[comp.bugs.4bsd] Previous bug report on abort

gww@beatnix.UUCP (Gary Winiger) (03/13/88)

Subject: Previous bug report on abort(3) in error +Fix
Index:	libc/gen/abort.c 4.3BSD

Description:
	I previously reported that when abort was called, there were certain
	cases that it would continue with the user code before core was dumped.
	Keith Bostic (bostic@ucbvax) kindly pointed out that there was probably
	some other error in the kernel handling of signals:

	``A signal is sent as soon as the process is next scheduled to run.
	  The bug report assumed that there was a multiprocessor, so presumably
	  the process could be running on one processor while the signal was
	  being sent on another processor.  The problem is that the process
	  was sending a signal to itself (that is the `abort' library routine
	  sends the signal to the current process).  It is semantically
	  incorrect for a process to be running in user code and kernel code
	  concurrently.  Therefore the process must have been stopped while
	  it was doing the `kill' system call.  hence when it next ran in user
	  code it would have to get the signal.
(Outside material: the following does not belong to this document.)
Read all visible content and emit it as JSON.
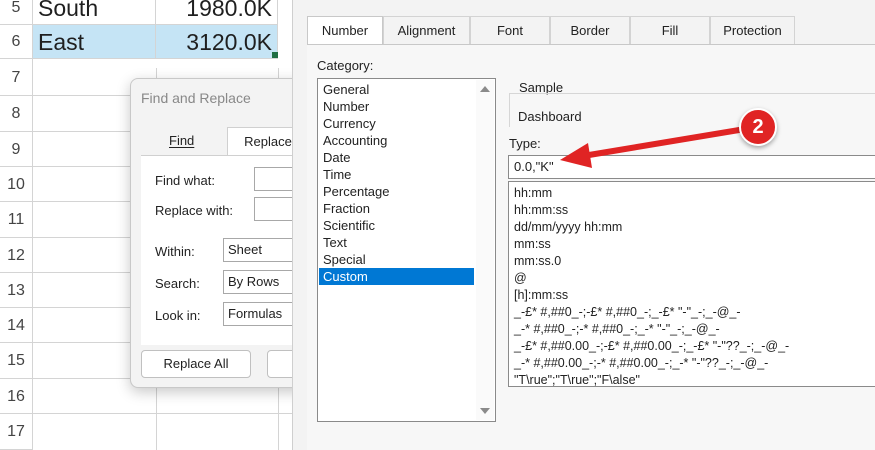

Clearly the Elxsi implementation
	  subtlely violates the semantics of UNIX!''

	Keith is clearly correct.  I have since found the problem.  The kernel
	was returning to the user code to allow the user to complete the
	`kill' system call before taking the action of the then pending signal.
	My thanks to Keith for pointing this out.
Repeat-By:
Fix:
	Don't install the suggested sigpause.

Gary..
{ucbvax!sun,uunet,lll-lcc!lll-tis,amdahl!altos86,bridge2}!elxsi!gww

---------------------------------------------------------------------------
---------------------- ORIGINAL BUG REPORT --------------------------------
---------------------------------------------------------------------------
#Subject: abort(3) returns to user. +fix
#Index:	libc/gen/abort.c 4.3BSD
#
#Description:
#	When abort is called, it may return to the user and continue
#	processing before core is dumped.
#Repeat-By:
#	Run a program that calls abort(3) on a multiprocessor system where
#	the kernel process is on a different cpu from the user process.
#	Examine the core dump stack trace with adb and notice that the
#	program has continued to run after abort was called.
#Fix:
#	It is possible for the user process calling abort() to continue
#	after the abort before the kernel process gets it stopped.
#	Add code to abort to wait for the kill signal to occur.
#
#	The attached code modification solves this problem at Elxsi.
#
#Gary..
#{ucbvax!sun,lll-lcc!lll-tis,amdahl!altos86,bridge2}!elxsi!gww
#--------- cut --------- snip --------- :.,$w diff -------------
#*** /tmp/,RCSt1001187	Thu Jun 18 17:56:07 1987
#--- abort.c	Thu Jun 18 17:55:11 1987
#***************
#*** 1,5 ****
#--- 1,8 ----
#  /*
#   * $Log:	abort.c,v $
#+  * Revision 1.2  87/06/18  17:54:12  gww
#+  * Guarantee abort doesn't return to user.
#+  * 
#   * Revision 1.1  87/01/15  15:35:03  gww
#   * Initial revision
#   * 
#***************
#*** 11,17 ****
#   */
#  
#  #if defined(LIBC_SCCS) && !defined(lint)
#! static char *ERcsId = "$Header: abort.c,v 1.1 87/01/15 15:35:03 gww Exp $ ENIX BSD";
#  static char sccsid[] = "@(#)abort.c	5.3 (Berkeley) 3/9/86";
#  #endif LIBC_SCCS and not lint
#  
#--- 14,20 ----
#   */
#  
#  #if defined(LIBC_SCCS) && !defined(lint)
#! static char *ERcsId = "$Header: abort.c,v 1.2 87/06/18 17:54:12 gww Exp $ ENIX BSD";
#  static char sccsid[] = "@(#)abort.c	5.3 (Berkeley) 3/9/86";
#  #endif LIBC_SCCS and not lint
#  
#***************
#*** 25,28 ****
#--- 28,32 ----
#  	signal(SIGILL, SIG_DFL);
#  	sigsetmask(~sigmask(SIGILL));
#  	kill(getpid(), SIGILL);
#+ 	sigpause(~sigmask(SIGILL));
#  }